Abstract

587 Background: In a single arm, open label phase 1b clinical trial the safety of neoadjuvant durvalumab +/- tremelimumab was studied in pts with (w) locally advanced RCC. Expression of IC molecules on immunomodulatory cells in peripheral blood (PB) and tumor (T) and the association w treatment (tx) was investigated. Methods: Pts with ≥ T2bN0-1M0 RCC received either durvalumab or combination durvalumab + tremelimumab prior to surgery. Blood samples were drawn prior to neoadjuvant tx, prior to surgery, and approximately 30 days after surgery before adjuvant tx. The percentage of MDSC (CD33+/HLADR-) and subtypes in PB and T and expression of PD1, PD-L1, and V-domain Ig suppressor of T cell activation (VISTA) were measured. MDSC subtypes included polymorphonuclear (PMN; CD15+/CD14-), monocytic (M; CD15-/CD14+) and uncommitted (UC; CD15-/CD14-). Linear mixed model was used for each MDSC subtype to estimate and compare cohorts over time. Results: Eighteen pts were enrolled: 4 women and 14 men, median age 62, 17 pts had T3-4 and 4 pts had N1 disease. Six pts received 1 dose of durvalumab and 12 pts received 1 dose of durvalumab + tremelimumab before surgery. Tx-related grade 3 adverse events (per CTCAE, v5.0) included thrombocytopenia, bilateral lower extremity weakness, hyperglycemia, chest pain, and diabetic ketoacidosis.One pt had grade 4 elevated lipase.

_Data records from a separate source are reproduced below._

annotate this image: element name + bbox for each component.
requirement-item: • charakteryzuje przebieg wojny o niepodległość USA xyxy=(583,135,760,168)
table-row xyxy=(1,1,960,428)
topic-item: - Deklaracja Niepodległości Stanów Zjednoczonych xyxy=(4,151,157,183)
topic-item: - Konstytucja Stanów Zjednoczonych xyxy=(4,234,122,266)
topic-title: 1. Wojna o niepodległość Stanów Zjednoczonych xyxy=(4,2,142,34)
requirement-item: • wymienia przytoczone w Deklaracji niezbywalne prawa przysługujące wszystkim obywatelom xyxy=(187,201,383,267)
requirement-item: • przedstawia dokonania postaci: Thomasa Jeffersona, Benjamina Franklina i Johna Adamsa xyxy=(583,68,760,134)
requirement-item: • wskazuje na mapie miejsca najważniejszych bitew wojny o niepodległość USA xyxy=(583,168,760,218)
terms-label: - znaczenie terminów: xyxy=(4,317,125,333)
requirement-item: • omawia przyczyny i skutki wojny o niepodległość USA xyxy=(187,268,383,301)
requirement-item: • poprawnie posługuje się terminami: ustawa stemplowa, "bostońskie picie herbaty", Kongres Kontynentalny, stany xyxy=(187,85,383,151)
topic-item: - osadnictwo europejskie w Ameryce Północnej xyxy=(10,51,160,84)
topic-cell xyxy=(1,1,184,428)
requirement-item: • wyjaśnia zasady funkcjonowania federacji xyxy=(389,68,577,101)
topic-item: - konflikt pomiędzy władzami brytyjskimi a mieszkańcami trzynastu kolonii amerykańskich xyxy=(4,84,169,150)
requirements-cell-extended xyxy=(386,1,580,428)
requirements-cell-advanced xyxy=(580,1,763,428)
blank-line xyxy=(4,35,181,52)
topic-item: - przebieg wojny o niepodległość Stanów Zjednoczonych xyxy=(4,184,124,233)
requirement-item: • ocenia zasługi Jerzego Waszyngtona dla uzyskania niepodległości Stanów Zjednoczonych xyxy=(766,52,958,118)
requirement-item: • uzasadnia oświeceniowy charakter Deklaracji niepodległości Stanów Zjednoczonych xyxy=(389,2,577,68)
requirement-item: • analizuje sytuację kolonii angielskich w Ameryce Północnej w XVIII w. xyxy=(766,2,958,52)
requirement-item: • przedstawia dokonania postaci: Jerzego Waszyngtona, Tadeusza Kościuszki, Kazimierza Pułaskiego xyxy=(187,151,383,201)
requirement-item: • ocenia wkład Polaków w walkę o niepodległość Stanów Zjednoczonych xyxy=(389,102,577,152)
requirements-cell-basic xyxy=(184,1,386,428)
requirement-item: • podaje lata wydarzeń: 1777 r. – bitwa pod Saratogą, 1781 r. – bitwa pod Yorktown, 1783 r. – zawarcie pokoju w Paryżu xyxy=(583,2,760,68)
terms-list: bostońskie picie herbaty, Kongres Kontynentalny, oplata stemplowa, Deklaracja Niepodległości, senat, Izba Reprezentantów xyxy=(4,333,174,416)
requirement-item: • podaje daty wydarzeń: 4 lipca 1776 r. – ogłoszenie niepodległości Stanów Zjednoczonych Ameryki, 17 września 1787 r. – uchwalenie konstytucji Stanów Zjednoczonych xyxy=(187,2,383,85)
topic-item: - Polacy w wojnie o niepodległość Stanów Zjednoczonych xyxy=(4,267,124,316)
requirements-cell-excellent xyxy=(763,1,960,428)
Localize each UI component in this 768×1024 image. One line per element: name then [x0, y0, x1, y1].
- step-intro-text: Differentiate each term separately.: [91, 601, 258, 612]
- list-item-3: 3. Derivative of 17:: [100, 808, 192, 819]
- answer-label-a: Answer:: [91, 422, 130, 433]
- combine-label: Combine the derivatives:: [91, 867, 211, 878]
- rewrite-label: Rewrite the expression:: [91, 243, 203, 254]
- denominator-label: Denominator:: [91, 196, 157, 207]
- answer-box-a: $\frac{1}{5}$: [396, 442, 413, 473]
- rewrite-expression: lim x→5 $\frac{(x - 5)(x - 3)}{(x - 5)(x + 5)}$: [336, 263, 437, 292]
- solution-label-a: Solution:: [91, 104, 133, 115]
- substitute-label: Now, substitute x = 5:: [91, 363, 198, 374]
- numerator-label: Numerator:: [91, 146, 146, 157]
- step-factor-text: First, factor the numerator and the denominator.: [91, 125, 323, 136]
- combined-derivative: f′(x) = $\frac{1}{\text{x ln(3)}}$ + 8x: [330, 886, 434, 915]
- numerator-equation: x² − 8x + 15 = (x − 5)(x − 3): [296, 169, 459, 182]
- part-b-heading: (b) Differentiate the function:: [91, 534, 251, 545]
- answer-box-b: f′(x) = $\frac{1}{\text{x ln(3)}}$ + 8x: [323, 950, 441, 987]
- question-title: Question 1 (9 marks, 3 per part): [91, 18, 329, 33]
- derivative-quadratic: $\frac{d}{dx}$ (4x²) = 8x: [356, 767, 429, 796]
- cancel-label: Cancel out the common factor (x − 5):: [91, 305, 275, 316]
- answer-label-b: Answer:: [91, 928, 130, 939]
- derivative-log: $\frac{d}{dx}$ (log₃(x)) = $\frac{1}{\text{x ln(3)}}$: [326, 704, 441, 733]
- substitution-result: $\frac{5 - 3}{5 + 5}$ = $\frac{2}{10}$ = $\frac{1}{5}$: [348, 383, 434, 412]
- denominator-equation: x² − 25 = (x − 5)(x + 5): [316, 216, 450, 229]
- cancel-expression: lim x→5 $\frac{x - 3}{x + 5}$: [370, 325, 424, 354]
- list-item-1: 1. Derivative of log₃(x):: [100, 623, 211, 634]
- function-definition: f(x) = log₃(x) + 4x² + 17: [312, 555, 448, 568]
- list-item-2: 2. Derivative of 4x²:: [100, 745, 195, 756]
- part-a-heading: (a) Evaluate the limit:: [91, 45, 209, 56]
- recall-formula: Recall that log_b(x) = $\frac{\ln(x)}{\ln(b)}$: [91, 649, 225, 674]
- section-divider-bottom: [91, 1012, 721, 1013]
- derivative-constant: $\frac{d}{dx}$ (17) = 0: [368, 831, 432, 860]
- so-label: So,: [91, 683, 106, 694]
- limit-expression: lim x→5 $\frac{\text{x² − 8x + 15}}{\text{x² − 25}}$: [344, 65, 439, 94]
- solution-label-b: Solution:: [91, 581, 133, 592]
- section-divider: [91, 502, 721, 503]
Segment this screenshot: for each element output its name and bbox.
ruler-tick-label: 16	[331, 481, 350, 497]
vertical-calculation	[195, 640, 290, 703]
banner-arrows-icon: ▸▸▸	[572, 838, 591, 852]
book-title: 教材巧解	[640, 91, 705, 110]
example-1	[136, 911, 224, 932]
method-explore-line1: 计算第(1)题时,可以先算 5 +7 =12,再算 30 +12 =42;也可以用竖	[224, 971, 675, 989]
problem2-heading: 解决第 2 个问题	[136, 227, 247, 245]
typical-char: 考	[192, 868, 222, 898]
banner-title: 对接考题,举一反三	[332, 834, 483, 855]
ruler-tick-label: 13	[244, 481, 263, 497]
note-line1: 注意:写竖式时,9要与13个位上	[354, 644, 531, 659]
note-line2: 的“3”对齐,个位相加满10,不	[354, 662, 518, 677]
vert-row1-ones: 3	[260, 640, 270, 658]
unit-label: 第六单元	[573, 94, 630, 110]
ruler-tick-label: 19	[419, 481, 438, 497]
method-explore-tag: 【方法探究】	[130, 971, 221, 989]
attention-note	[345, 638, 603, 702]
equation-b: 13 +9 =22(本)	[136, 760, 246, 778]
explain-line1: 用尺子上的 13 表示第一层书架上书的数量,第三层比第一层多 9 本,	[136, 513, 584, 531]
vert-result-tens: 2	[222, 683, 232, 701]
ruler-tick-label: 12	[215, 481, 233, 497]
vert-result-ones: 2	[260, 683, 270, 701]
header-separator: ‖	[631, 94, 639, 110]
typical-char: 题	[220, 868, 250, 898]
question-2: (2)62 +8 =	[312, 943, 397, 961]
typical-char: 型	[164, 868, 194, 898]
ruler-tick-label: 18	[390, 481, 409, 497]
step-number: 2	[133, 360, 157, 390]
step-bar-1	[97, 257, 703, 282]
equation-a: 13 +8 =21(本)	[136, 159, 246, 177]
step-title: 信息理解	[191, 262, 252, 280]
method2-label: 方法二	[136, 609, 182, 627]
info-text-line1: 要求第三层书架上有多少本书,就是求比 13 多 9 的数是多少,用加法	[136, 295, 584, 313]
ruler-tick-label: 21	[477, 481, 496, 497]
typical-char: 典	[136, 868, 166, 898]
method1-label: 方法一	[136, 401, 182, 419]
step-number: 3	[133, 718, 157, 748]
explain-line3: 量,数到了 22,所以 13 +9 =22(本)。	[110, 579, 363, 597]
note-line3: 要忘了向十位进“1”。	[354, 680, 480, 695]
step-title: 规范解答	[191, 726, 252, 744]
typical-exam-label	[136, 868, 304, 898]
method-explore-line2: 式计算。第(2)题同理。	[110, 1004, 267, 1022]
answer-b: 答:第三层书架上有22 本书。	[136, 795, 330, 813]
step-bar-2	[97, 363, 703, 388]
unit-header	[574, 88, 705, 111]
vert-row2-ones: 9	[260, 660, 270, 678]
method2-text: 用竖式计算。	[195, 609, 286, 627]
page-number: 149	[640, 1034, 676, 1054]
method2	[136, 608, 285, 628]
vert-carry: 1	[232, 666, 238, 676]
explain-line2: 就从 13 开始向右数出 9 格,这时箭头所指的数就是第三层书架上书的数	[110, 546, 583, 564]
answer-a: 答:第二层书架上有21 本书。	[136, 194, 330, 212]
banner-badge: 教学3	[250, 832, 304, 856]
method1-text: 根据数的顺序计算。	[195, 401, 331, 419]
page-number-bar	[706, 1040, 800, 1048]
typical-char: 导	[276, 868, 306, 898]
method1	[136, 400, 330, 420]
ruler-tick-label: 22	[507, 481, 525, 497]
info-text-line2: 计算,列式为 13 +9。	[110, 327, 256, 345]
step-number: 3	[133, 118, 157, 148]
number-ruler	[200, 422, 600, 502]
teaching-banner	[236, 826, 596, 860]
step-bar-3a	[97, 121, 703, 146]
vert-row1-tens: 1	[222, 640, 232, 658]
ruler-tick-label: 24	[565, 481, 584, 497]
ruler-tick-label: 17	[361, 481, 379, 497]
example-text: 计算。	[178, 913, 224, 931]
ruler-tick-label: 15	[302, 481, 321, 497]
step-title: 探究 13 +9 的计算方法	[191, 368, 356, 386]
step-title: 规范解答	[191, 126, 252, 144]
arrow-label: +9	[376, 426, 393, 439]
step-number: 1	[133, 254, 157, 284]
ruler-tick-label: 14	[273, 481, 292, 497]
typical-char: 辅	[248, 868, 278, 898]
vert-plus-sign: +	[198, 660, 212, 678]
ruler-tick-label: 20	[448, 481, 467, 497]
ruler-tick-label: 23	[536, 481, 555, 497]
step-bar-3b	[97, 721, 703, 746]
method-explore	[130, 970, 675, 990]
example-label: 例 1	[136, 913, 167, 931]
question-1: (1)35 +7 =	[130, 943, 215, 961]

One pt had sudden death from a non-drug related cardiac event 9 days after receiving combination therapy prior to surgery. PB and T samples from 17 pts were available. Expression of VISTA on M-MDSC and UC-MDSC were positively correlated in PB and T (Spearman’s rho = 0.61; P=0.03 for both). VISTA expression on UC-MDSC in PB was significantly higher in pts who received durvalumab monotherapy compared to those treated w durvalumab + tremelimumab (P=0.04). Frequencies of PD-L1 expression on M-MDSC and UC-MDSC in PB decreased significantly from pre- to post-neoadjuvant tx (P < 0.01). Conclusions: Neoadjuvant durvalumab + tremelimumab in pts w locally advanced RCC is feasible and affects the expression of IC molecules (PD-L1 and VISTA) on M-MDSC and UC-MDSC. Clinical trial information: NCT02762006.